Frequently Asked Questions about the DPDP Act 2023

• What is the DPDP Act?

  DPDP focuses on the privacy of the personal information of Indian citizens. Companies, whether in India or elsewhere, that deal with Indian citizen data or processes involving Indian citizen's personal information are covered under this law.

• Is there any certification for DPDP?

  DPDP is not a certification but a compliance requirement (law), and as such, there cannot be a certification for a law.

• Will DPDP compliance increase my production costs?

  Yes, it may increase production costs, but it also expands business opportunities. Many non-compliant businesses will cease to operate, creating gaps that compliant companies can fill.

• My data fiduciary/client is not requesting anything related to DPDP compliance. Should I be concerned?

  Both parties are responsible for compliance under the law. If your client is not aware of the DPDP requirements, it means you don't have a legal basis and lawful purpose for your business operations.

• I'm not sure if I have any Personally Identifiable Information (PII) of Indian citizens. What should I do?

  It depends on the specific processes in your business.

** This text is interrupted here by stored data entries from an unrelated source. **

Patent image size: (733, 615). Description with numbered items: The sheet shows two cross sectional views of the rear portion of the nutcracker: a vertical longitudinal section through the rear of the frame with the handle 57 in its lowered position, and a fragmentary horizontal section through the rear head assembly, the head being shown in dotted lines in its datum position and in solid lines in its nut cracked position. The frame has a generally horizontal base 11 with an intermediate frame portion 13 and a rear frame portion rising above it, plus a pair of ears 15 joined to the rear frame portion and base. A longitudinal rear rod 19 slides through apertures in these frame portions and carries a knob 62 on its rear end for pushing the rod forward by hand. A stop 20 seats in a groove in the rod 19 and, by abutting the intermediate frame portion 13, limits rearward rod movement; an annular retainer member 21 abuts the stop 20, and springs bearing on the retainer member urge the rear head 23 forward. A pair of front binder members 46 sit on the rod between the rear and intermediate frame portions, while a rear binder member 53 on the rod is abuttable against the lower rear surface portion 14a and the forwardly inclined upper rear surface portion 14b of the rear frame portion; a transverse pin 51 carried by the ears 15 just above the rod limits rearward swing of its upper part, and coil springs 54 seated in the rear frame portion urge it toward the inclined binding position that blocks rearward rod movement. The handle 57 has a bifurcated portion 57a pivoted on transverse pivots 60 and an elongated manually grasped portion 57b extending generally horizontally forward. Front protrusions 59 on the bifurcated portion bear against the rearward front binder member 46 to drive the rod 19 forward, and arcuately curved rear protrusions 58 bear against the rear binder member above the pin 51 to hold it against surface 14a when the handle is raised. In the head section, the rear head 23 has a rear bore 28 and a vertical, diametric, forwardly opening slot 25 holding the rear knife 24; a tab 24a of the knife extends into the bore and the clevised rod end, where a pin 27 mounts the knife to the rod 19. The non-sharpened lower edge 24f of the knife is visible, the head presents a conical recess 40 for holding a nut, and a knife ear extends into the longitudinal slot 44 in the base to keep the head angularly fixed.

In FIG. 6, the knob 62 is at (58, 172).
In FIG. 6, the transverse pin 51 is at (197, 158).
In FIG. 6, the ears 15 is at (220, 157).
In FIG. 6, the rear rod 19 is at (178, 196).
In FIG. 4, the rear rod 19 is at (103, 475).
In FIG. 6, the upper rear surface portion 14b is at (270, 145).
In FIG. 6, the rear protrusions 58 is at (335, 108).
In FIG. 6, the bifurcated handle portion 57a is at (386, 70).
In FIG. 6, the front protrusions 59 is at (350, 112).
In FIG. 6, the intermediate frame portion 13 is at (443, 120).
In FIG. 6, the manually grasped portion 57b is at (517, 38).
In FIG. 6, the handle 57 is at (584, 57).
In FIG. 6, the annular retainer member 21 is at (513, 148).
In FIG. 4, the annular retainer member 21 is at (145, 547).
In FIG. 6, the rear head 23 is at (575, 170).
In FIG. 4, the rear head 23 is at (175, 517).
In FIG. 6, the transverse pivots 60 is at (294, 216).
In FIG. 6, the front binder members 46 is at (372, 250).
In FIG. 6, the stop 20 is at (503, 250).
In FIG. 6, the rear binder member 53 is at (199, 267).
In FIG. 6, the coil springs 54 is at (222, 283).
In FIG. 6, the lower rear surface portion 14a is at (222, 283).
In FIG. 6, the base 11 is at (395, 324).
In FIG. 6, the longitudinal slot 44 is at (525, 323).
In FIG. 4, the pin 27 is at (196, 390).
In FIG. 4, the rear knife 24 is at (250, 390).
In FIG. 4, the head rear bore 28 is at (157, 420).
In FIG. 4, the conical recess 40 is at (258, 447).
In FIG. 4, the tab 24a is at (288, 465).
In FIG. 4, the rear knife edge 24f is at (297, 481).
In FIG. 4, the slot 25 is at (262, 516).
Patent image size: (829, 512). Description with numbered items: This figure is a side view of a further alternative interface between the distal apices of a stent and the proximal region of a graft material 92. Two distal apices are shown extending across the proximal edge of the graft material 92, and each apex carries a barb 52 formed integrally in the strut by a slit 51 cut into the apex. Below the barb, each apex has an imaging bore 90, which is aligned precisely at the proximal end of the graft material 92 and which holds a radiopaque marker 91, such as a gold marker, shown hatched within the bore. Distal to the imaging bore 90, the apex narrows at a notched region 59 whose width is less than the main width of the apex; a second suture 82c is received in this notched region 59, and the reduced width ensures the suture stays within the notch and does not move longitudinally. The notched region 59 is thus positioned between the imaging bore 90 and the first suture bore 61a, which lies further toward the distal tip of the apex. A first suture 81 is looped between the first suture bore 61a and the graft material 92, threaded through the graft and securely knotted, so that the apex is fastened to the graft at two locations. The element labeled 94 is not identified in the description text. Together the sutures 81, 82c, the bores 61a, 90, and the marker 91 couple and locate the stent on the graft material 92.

If PII is visible, you likely possess it.

• What happens after I complete DPDP compliance?

  Compliance should be reviewed periodically to ensure it remains in place and is recorded. DPDP compliance requires "demonstrable evidence of compliance," which can only be achieved through the ongoing practice and recording of compliance measures.

• What businesses are broadly covered under the DPDP Act?

  Any business dealing with Indian personal information, is generally covered by the DPDP Act.